Well, the key signs to look for are string buzz, general playability difficulties, tuning anomalies up and down the neck, and action problems. Although fret buzz can also be caused by significant problems, in many cases, simple adjustments like raising string action can make these problems go away
When it comes the the action, ideally your strings/action should be set at a height that allows you to fret easily and comfortably at any position on the neck but without ANY buzzing. Buzzing can be caused by a combination of factors such as the saddle heights, uneven and heavily frets, the setting of the guitars nut, the string action and the situation of the neck. You should not be struggling hard to fret or voice chords up and down the neck. If you are finding that chords become progressively more difficult to voice the further up the neck you play then your action may need a little tweaking.
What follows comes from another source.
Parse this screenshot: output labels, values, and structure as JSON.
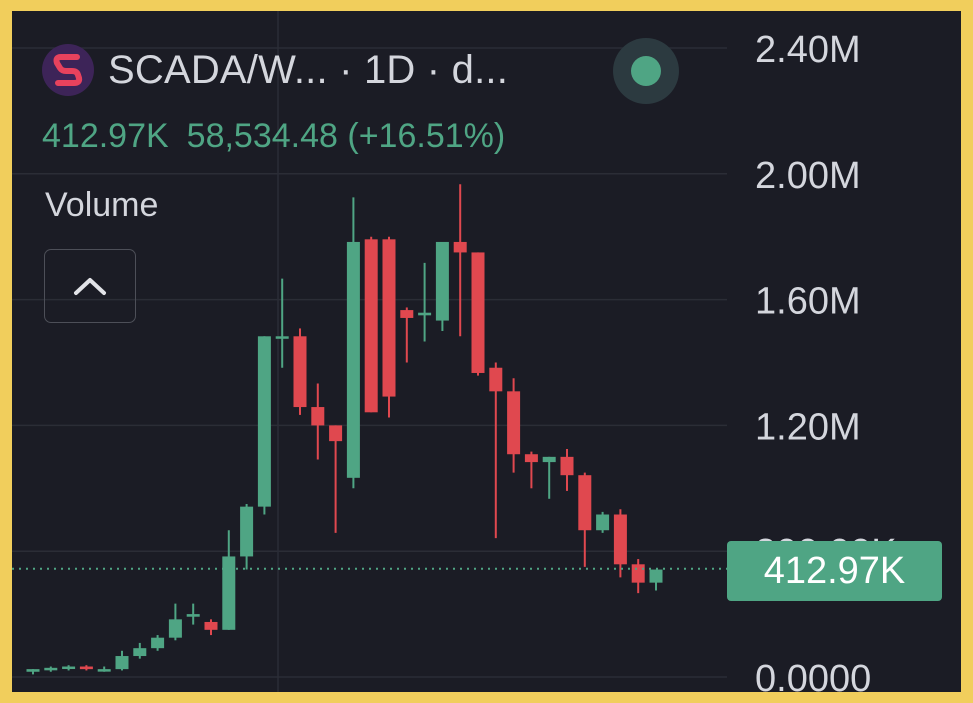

If the neck has become bowed then the truss rod will need adjusting (do not do this yourself). The truss rod is an adjustable metal rod that runs down the center of the neck. Problems with cheap guitar nuts or poor quality bridges and saddles can ruin your playing experience too.
Uneven frets can contribute to buzzing and your expert luthier will be able to locate any inconsistencies and redress them through grinding, replacing or adjusting your frets.
As a guitarist it’s very important to develop a healthy and positive relationship with your local guitar specialist. Take the time to find out which luthiers in your area have a solid reputation for quality and excellence. Preferably your luthier should have a long history of building and repairing instruments. Take your guitar and ask them to have a look at the current set up and show you how and where any adjustments can be made.
Choose your luthier wisely because your luthier can contribute so much to the quality of your guitar playing experience. It`s highly worthwhile cultivating a healthy and positive relationship with them.
In New Zealand`s north island Simcha Delft is one of the most highly respected luthiers and Steven String in the South Island.